Elliptics vs HBase on hundreds of millions of small records
We recently run a test on 215 millions of production records, which we wanted to store on single server.
Objects are rather small about 200 bytes, server hardware is quite common in our environment: 24 Gb of RAM, handful of mostly unused CPU cores, 4 SATA disks of 1-2 Tb in RAD10
Unfortunately due to configuration issues there were only 2 working disks in elliptics server (raid near layout sucks), while HBase had fair load spread over all 4 disks
Usage case: random reads, random range reads.
Out of the box elliptics _yet_ does not provide good enough on-disk index, so it is usually a binary search, which is costly. So we warmed index cache files by reading them into /dev/null
Upload speed was roughly the same in HBase and Ellipitcs – 2.5-3 Krps. But using HBase batch upload it was possible to write data upto 30.000 objects per second, object were packed into 5000 blocks. Elliptics does not yet support such batch upload mode.
So, reading. First of all, we started plain run of 200 random IO rps test. Its duration was about 10 minutes.
Elliptics showed about 30ms median reply times. HBase was closer to 100-150 ms.
Elliptics data (timing scale is wrong, though, median time is 30 ms)
Second test was set to find maxium RPS rate of random IOs starting from cold caches and data.
I will not post graphs though, only numbers. Graphs on demand.
Elliptics showed 115 RPS within 100 ms each.
HBase reached almost 300 RPS, but with 100-200 ms median.
And that was with only 2 working disks in elliptics setup (blame on me), while HBase used 4 disks in RAID. Here are proof pictures (first one is elliptics dstat, second – HBase)
HBase also supports index compression, which ended up with 1500 RPS of random IO within 100 ms. Pretty good numbers for single server with 215 millions of records. Our objects are easily compressable, so HBase’s data base only occupied about 15 GBs of space.
Elliptics does not compress index, only data, so compression would not help us. Instead we plan to replace current index (binary search on disk, roughly the same happens in every filesystem with b-tree, when you are looking for a file by name). New scheme will cache each N’th key in ram with specifying ID range stored behind given key. Keys are rather small – 64 bytes by default (specified at compile-time), so we could pack a bunch of them into 4k page for example. Reading this page from disk will take single IO, and searching for the key in this page (read into RAM) will be very fast.
This only optimization will kick hbase’s ass I think. Getting that HBase can not safely live in multi-datacenter environment, elliptics will fit all needs for huge-number-of-small-records data storage.
But there is also a plan to add bloom filter for faster detection whether given key is present in blob or not.

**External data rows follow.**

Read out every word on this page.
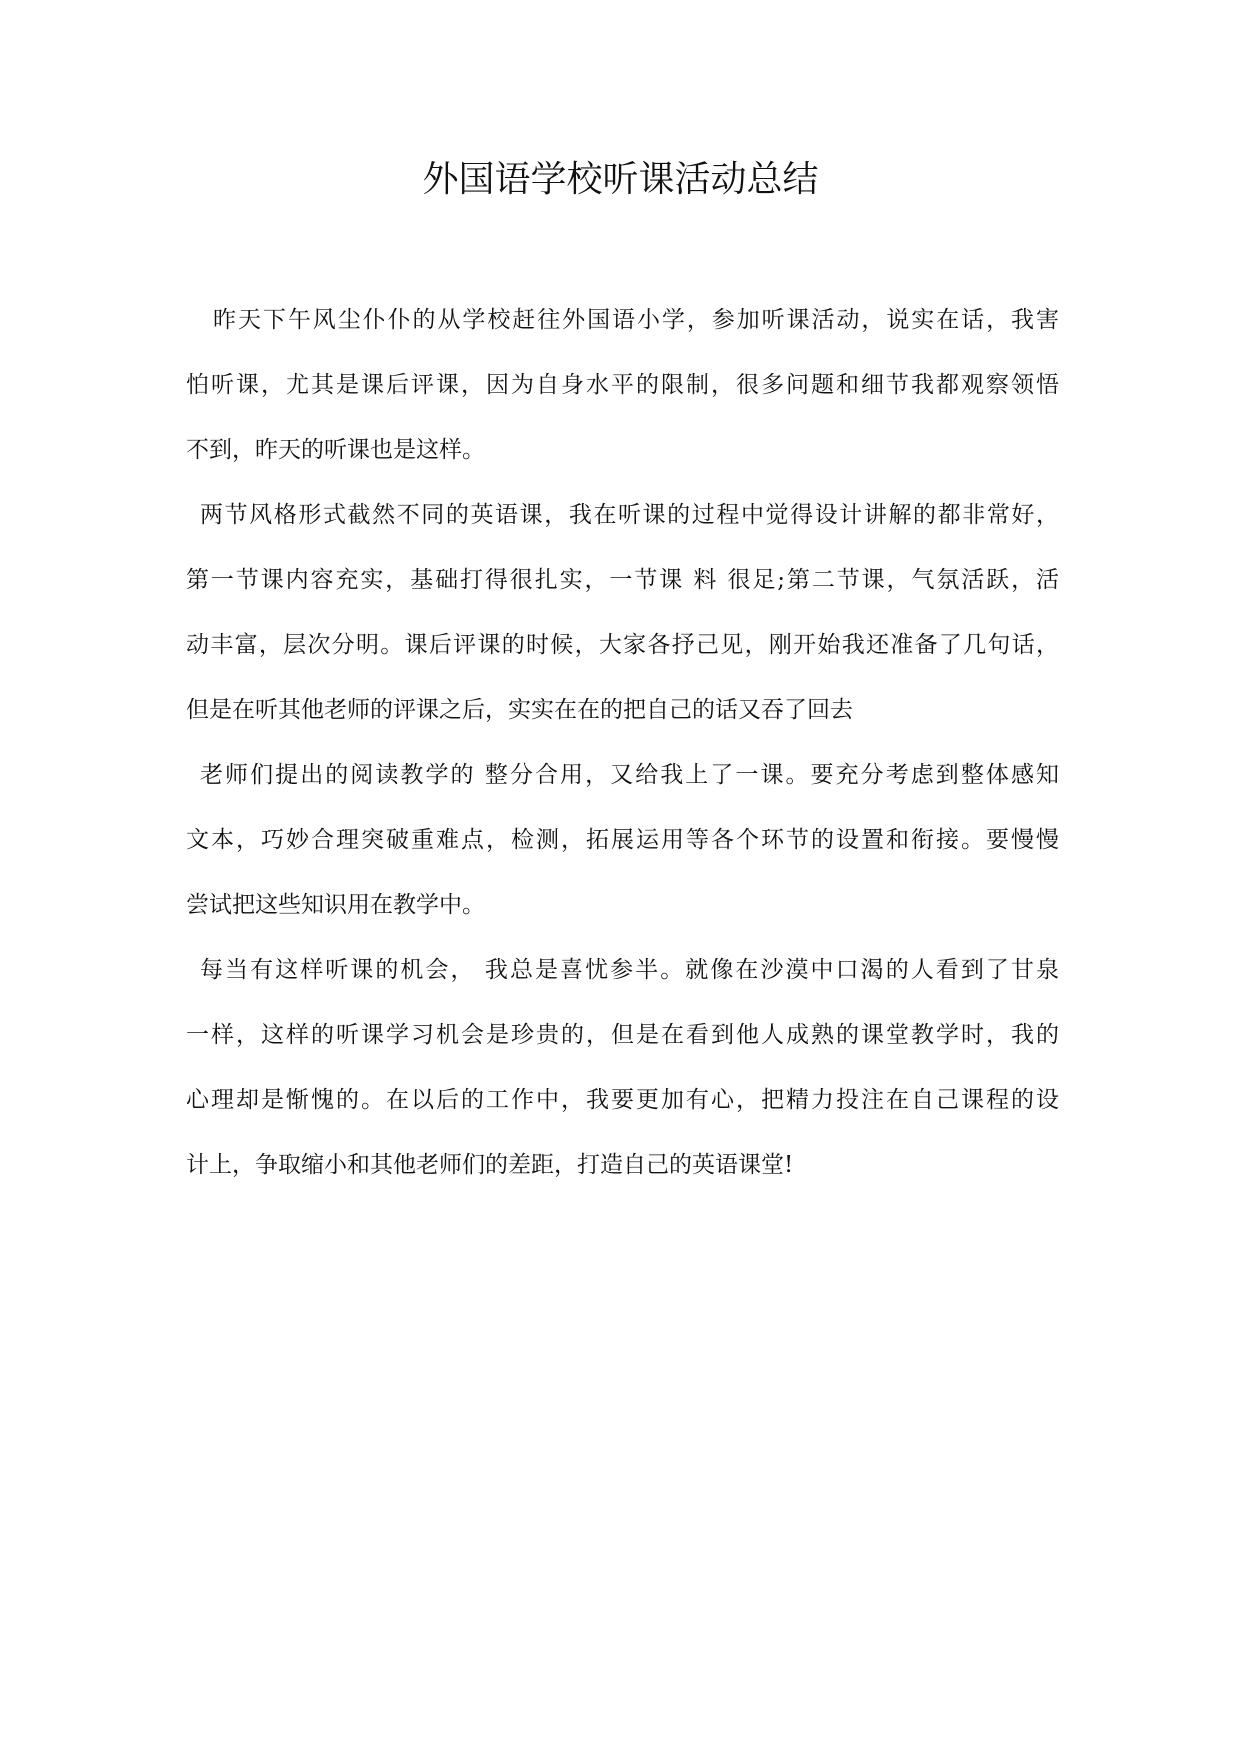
外国语学校听课活动总结
昨天下午风尘仆仆的从学校赶往外国语小学，参加听课活动，说实在话，我害
怕听课，尤其是课后评课，因为自身水平的限制，很多问题和细节我都观察领悟
不到，昨天的听课也是这样。
两节风格形式截然不同的英语课，我在听课的过程中觉得设计讲解的都非常好，
第一节课内容充实，基础打得很扎实，一节课 料 很足;第二节课，气氛活跃，活
动丰富，层次分明。课后评课的时候，大家各抒己见，刚开始我还准备了几句话，
但是在听其他老师的评课之后，实实在在的把自己的话又吞了回去
老师们提出的阅读教学的 整分合用，又给我上了一课。要充分考虑到整体感知
文本，巧妙合理突破重难点，检测，拓展运用等各个环节的设置和衔接。要慢慢
尝试把这些知识用在教学中。
每当有这样听课的机会， 我总是喜忧参半。就像在沙漠中口渴的人看到了甘泉
一样，这样的听课学习机会是珍贵的，但是在看到他人成熟的课堂教学时，我的
心理却是惭愧的。在以后的工作中，我要更加有心，把精力投注在自己课程的设
计上，争取缩小和其他老师们的差距，打造自己的英语课堂!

Since blob file is ‘closed’ for writes after reaching maximum size or number of records, and no more writes goes into it except when overwrite is turned on or deletions sets the bit, but both do not change keys, it is possible to create rather static and very optimized index. This comes after HBase index design acutally, when its blocks are immutable and so are index ranges.
We currently cache in RAM each key we read from disk, but practice shows that overwhelming number of old enough records (so theirs keys moved to disk from ram) are never (or extremely rarely) read again, so we will add cache timeout for keys to drop them back to disk.